I am aware that this topic has been discussed at huge length, particularly over on Internals... It does seem to me though that Rust is making a deliberate choice here (obviously driven by the existing LLVM back end) which is really making a rod for our own back. If nothing else, couldn't we have some kind of optimisation barrier available, something to say: "treat this code as already initialised"?

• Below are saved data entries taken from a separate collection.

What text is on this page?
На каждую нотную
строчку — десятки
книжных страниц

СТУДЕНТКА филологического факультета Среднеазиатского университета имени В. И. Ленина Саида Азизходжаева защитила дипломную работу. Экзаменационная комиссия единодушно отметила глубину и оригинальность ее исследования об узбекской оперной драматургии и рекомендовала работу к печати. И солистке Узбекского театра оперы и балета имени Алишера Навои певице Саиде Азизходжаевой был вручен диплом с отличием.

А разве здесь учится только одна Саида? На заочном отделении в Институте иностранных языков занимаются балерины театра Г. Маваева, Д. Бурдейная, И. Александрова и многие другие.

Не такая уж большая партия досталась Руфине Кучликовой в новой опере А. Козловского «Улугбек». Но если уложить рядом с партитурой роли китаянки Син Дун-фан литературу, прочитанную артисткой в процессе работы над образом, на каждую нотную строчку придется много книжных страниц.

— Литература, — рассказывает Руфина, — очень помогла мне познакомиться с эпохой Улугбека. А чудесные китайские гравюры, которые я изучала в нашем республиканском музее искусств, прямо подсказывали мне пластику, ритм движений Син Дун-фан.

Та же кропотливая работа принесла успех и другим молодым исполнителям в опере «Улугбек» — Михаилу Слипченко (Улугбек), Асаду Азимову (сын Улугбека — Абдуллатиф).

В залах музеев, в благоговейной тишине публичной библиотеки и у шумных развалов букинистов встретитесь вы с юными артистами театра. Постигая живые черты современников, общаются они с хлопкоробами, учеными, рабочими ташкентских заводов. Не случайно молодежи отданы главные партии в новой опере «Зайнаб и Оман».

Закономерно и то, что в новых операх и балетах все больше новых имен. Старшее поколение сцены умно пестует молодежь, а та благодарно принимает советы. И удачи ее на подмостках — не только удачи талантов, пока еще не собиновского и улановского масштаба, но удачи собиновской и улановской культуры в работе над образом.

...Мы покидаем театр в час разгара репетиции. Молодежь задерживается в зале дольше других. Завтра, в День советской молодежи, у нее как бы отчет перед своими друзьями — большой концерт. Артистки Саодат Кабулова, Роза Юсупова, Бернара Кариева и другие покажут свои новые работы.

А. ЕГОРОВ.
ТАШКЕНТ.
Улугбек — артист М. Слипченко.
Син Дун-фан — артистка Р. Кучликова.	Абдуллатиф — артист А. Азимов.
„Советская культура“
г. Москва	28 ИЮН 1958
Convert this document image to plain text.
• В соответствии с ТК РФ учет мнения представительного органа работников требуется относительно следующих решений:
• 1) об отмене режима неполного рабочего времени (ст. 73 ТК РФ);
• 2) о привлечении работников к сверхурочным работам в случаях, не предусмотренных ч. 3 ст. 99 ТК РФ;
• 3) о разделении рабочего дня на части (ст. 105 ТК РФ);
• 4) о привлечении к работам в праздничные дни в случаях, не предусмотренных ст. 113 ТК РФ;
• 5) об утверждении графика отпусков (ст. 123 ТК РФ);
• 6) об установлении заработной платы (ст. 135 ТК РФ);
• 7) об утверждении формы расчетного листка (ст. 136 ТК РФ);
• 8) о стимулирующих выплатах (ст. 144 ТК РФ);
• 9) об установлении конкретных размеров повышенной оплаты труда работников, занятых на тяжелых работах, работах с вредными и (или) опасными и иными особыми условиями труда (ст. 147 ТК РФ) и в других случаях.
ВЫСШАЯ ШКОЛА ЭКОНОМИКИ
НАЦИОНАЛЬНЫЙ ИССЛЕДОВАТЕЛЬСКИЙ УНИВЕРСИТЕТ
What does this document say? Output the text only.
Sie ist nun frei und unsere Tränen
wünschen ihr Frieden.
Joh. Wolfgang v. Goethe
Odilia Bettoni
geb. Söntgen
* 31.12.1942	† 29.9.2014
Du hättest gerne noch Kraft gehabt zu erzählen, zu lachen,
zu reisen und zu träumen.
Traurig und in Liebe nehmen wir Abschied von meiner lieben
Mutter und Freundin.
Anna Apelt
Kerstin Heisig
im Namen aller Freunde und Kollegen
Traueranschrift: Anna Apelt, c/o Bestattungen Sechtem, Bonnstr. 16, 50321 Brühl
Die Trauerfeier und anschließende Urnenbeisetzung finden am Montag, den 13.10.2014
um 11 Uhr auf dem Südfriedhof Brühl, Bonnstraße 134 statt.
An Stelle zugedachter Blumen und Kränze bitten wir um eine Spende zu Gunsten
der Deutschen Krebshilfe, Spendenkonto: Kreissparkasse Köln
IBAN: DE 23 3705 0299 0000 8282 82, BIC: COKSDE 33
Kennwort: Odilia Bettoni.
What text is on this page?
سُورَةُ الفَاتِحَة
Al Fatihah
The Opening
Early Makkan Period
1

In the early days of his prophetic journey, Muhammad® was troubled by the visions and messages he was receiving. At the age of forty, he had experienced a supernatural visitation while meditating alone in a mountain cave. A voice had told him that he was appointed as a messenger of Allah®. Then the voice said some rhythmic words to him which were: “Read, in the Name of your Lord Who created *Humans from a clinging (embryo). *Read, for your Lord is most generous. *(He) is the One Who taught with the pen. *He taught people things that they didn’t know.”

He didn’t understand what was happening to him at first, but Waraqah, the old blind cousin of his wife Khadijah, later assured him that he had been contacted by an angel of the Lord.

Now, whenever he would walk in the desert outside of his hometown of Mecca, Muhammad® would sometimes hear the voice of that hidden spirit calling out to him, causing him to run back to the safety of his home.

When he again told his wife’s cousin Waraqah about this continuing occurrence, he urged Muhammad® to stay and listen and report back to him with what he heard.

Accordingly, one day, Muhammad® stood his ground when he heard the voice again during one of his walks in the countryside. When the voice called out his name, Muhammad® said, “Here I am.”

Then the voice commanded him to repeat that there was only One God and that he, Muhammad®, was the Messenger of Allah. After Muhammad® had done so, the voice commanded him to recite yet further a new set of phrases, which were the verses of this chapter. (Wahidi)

I'm sorry for naively rehearsing old stuff ... but I am on Users :slight_smile:

1 Like

That's blocked on LLVM as far as I can tell, we need the freeze operation.

2 Likes

Another possibility here is to use volatile reads and writes on the item, which tell LLVM that another unobservable process (e.g., external hardware) may be reading and/or writing the item. That inhibits virtually all optimizations with respect to the item, so expect your code performance to suck massively.

You may believe that a u8 has only 256 possible values, but LLVM and MIRI treat it as having 257 possible values, with the extra value having the meaning unassigned / unspecified / unreachable. That extra state permits LLVM to assume that any referencing code is unreachable, along with any code that always executes with it, so LLVM can ignore or optimize arbitrarily any basic block in which it is referenced. That perhaps-unintuitive behavior is the price that is paid to have a very-highly-optimizing compiler.

1 Like

This topic was automatically closed 90 days after the last reply. New replies are no longer allowed.